Se espantaron porque
creyeron que estaba loco, y cuando los vi así inmovilizados por el miedo,
quedéme a la expectativa, como quien no tuviera nada que hacer en tal
asunto, pues ahora la insolencia de Rigoletto parecíame de lo más
extraordinaria y pintoresca.
Este, dándose
cuenta del efecto causado, se envalentonó:
—¡Yo he venido a
cumplir una alta misión filantrópica! Y es necesario que Elsa me dé un
beso para que yo le perdone a la humanidad mi corcova. A cuenta del beso,
sírvanme un té con coñac. ¡Es una verguenza cómo ustedes atienden a
las visitas! ¡No tuerza la nariz, señora, que para eso me he perfumado!
¡Y tráigame el té!
¡Ah, inefable
Rigoletto!
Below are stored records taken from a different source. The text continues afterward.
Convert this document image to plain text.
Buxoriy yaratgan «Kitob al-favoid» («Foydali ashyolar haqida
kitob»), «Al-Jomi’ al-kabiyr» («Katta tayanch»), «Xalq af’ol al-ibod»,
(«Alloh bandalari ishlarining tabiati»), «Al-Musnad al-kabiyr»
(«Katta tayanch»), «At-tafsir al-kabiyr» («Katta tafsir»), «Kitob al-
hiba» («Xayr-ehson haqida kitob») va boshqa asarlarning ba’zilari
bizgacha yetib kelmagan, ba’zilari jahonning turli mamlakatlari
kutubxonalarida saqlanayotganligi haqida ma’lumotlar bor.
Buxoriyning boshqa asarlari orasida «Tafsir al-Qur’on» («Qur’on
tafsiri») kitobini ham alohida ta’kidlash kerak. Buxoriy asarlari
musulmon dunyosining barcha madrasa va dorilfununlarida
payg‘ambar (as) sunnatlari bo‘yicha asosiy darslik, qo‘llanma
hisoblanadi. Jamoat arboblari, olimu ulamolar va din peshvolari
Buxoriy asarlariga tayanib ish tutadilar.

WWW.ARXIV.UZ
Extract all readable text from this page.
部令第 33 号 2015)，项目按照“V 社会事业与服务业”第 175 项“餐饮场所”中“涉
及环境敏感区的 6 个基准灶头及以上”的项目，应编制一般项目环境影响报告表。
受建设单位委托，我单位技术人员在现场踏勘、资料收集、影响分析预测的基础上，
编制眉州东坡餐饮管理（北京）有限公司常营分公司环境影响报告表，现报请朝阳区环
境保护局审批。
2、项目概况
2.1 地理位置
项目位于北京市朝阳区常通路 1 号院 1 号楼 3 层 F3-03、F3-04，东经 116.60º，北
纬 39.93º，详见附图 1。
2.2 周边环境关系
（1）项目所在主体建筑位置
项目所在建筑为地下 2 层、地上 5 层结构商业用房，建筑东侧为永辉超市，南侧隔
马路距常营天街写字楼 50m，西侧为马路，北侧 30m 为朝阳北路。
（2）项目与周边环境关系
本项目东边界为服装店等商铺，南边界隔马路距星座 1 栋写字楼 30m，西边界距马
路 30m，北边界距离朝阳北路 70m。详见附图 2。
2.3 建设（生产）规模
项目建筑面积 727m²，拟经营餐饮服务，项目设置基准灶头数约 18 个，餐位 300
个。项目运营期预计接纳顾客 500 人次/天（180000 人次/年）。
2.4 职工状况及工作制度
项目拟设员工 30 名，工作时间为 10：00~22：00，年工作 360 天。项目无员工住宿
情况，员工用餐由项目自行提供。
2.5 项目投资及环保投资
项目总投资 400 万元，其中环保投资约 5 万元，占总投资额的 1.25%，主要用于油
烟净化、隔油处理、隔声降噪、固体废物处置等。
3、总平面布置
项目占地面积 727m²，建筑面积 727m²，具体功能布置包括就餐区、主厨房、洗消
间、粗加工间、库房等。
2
Dicen que estoy loco, pero jamás un cuerdo se ha reído con
tus insolencias como yo, que no estaba en mis cabales.
—Lo haré meter
preso...
—Usted ignora las
más elementales reglas de cortesía—insistía el corcovado—. Ustedes
están obligados a atenderme como a un caballero. E1 hecho de ser jorobado
no los autoriza a despreciarme. Yo he venido para cumplir una alta misión
filantrópica. La novia de mi amigo está obligada a darme un beso. Y no
lo rechazo. Lo acepto. Comprendo que debo aceptarlo como una reparación
que me debe la sociedad, y no me niego a recibirlo.
Indudablemente... si
allí había un loco, era Rigoletto, no les quede la menor duda, señores.
Continuó él:
—Caballero... yo
soy...
Un vigilante tras
otro entraron en la sala. No recuerdo nada más Dicen los periódicos que
me desvanecí al verlos entrar. Es posible.
¿Y ahora se dan
cuenta por qué el hi jo del diablo, el maldito jorobado, castigaba a la
marrana todas las tardes y por qué yo he terminado estrangulándole?